Le vent ne faiblit pas, mais la mer se calme enfin, pour devenir de plus en plus
plate au fur et à mesure que nous tournons autour de la péninsule du cap.
Pour
bien nous faire comprendre qui est le patron ici, nous encaissons quelques accélérations
de vent avant d’arriver à CapTown. Ces vents qui descendent des montagnes,
des vents catabatiques paraît-il, sont d’une violence et d’une soudaineté
incroyable. Les chandeliers iront goûter l’eau quelques fois, mais sur une
mer calme c’est plutôt rigolo. Enfin, ça doit bien rafaler à plus de 50 nœuds….
Tout
ça fait que nous avons un peu traînés. Nous arrivons devant l’entrée du
port à la nuit. Et il est grand le port de Cap Town ! Une dernière rafale
juste à l’entrée, un bon 60 nœuds pile de face ou le moteur poussé à plus
de 3000 tours n’était d’aucune efficacité. Demi-tour, d’abord parce
qu’un gros cargo et son remorqueur rentrait au même moment, mais surtout pour
prendre de l’élan derrière les breakers de l’entrée du port…. Ca
marche, on est dedans. Mais loin encore de la marina du Royal Cape Yacht Club,
à plus de 2 miles, avec un clapot de près de 50 centimètres tout le long de
la route, et qui nous volait dans les yeux à chaque enfournement de Mérovée.
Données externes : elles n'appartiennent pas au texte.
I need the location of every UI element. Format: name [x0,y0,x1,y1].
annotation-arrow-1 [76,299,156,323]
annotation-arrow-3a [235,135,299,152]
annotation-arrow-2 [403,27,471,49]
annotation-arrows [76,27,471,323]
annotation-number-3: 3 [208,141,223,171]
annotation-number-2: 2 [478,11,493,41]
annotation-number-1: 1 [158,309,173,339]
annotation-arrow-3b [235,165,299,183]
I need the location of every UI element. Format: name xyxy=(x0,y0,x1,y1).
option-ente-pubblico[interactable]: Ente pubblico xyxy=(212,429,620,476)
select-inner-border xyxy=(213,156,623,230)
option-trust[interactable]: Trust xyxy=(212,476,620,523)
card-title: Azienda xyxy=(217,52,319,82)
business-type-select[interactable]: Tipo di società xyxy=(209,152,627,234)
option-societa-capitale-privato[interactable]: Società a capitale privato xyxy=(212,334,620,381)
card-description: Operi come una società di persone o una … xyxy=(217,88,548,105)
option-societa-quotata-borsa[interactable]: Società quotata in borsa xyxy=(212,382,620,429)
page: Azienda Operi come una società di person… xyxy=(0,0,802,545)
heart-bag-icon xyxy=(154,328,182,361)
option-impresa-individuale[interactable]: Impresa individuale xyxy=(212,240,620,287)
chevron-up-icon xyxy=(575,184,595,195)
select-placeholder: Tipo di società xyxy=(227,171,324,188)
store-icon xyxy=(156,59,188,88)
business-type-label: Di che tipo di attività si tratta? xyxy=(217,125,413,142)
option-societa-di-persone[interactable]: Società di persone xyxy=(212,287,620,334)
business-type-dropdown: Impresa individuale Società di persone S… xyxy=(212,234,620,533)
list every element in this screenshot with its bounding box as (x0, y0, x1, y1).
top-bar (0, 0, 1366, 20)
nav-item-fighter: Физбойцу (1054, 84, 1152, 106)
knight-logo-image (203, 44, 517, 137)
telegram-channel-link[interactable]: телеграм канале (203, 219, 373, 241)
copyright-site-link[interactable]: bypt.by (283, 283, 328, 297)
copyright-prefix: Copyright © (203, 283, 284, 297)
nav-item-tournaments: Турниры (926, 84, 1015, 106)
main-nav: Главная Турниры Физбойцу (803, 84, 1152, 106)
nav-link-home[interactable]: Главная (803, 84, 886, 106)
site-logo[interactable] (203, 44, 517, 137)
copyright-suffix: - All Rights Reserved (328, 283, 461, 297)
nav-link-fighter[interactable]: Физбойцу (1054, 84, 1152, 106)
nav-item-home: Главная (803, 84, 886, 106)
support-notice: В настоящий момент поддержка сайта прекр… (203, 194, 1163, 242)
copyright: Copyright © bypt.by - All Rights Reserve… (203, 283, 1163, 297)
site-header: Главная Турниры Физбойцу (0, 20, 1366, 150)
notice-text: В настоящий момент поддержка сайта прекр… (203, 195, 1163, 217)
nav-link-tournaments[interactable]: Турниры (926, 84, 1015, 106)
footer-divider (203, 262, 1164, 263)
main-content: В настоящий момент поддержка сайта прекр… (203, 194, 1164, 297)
Je ne vous parle pas de la prise de ponton, j’ai ma fierté, disons que c’était
assez « western ». Un bon lasso nous aurait aidé….
La
trinquette écrabouillée au pied de son étai, la grand voile spaghettisée
autour le bôme, nous nous enfermons à bord. On est fatigués, mais le bonheur
est plus grand encore. Ca s’arrose ! Nous sortons une bonne bouteille de
rouge qui accompagnera le merveilleux confit d’oie que nous ont offert nos
amis Axelle et Jérôme quand nous avons quittés La Réunion. Il est minuit,
nous filons tous sous la couette, les rêves seront salés.
A Cape Town, nous jouons les touristes très classiques, La Table Mountain, la route des vins, et un petit tour chez des amis à Simon's Town. Nous profitons des prix étonnamment bas de la nourriture ici pour faire un gros approvisionnement en vue de la traversée de l'Atlantique sud.
Nous devons quitter Cape Town vers le Samedi 24 novembre si la météo le veut bien.. Prochaine escale, Luderizt en Namibie. La, nous avons prévu de quitter le bateau pendant 15 jours pour aller profiter du grand désert du Namib et de la formidable réserve animalière d'Etosha Parc.